Two practical changes follow. First, when preparing data, employers must record employees’ sex rather than gender. Second, the calculation guidance has been updated so references now align with sex rather than gender.

The difference matters. ‘Sex’ refers to the biological classification as male or female. ‘Gender’ typically reflects identity, how someone describes themselves. Many organisations have used the two interchangeably. The guidance now draws a clear line.

What does this mean in practice?

If your reporting relies on gender identity data, your figures may no longer align with statutory expectations. That creates two risks. You may misstate your legal position, or you may struggle to explain how your numbers were produced if challenged.

The missing ingredient is consistency. HR systems, diversity surveys, and payroll data often use different definitions. When those datasets feed a single report, inconsistencies surface quickly. That is where you may lose credibility with regulators, employees, and tribunals.

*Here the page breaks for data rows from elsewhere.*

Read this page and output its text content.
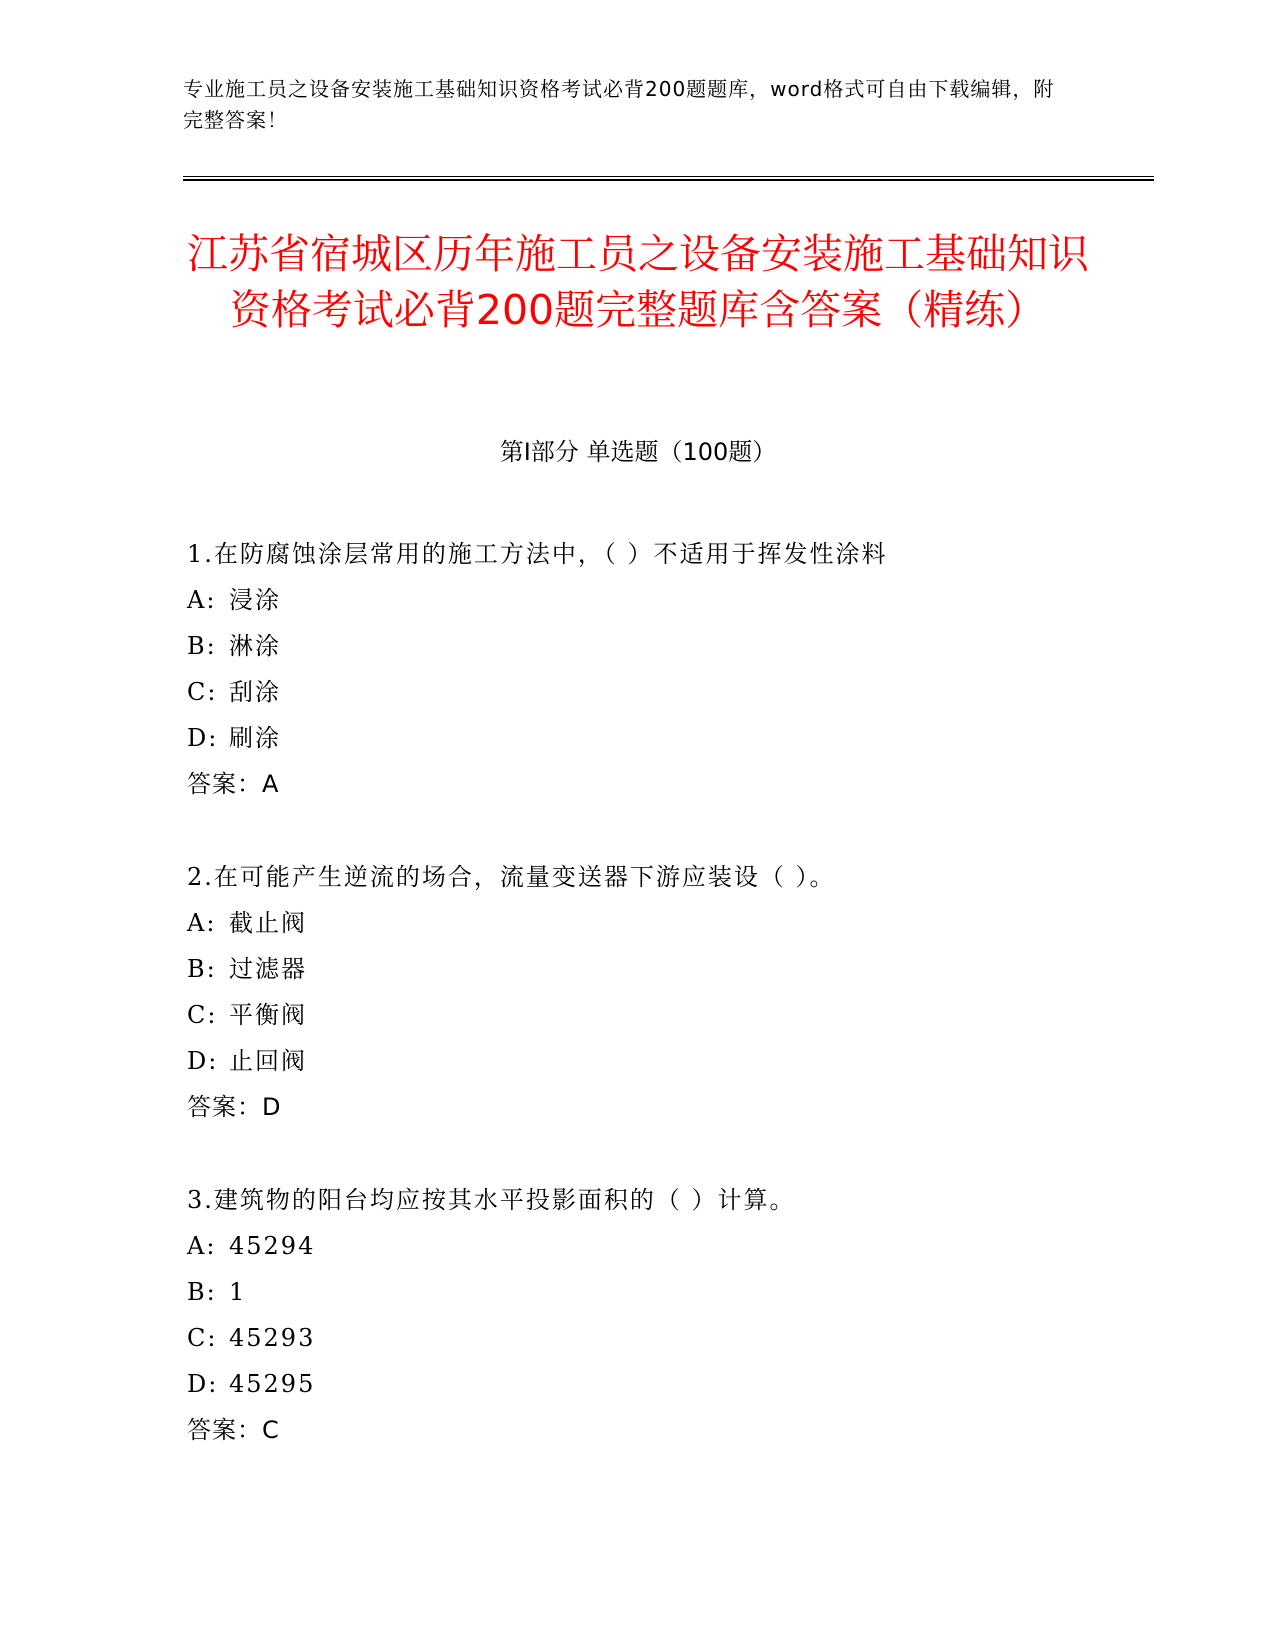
专业施工员之设备安装施工基础知识资格考试必背200题题库，word格式可自由下载编辑，附完整答案！
江苏省宿城区历年施工员之设备安装施工基础知识资格考试必背200题完整题库含答案（精练）
第Ⅰ部分 单选题（100题）
1.在防腐蚀涂层常用的施工方法中，（ ）不适用于挥发性涂料
A: 浸涂
B: 淋涂
C: 刮涂
D: 刷涂
答案：A
2.在可能产生逆流的场合，流量变送器下游应装设（ ）。
A: 截止阀
B: 过滤器
C: 平衡阀
D: 止回阀
答案：D
3.建筑物的阳台均应按其水平投影面积的（ ）计算。
A: 45294
B: 1
C: 45293
D: 45295
答案：C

There is also a handling issue. Recording sex for reporting purposes must be tightly controlled. Data about sex, and particularly any Gender Recognition Certificate, is sensitive and you must manage it carefully to avoid both discrimination and data protection risk.

What should you do now?

  1. Audit what data you currently use for gender pay gap reporting and how you define it.
  2. Confirm that statutory reporting is based on biological sex rather than gender identity.
  3. Map where different definitions of sex and gender exist between systems and resolve inconsistencies.
  4. Review access to sensitive data and restrict it to those who genuinely need it.
  5. Document your data sources, assumptions, and any judgment calls.
  6. Ensure board or senior sign-off reflects a clear understanding of the change.

This looks like semantics. It is not. It tests whether your data, decisions, and governance still stand up when the definition shifts.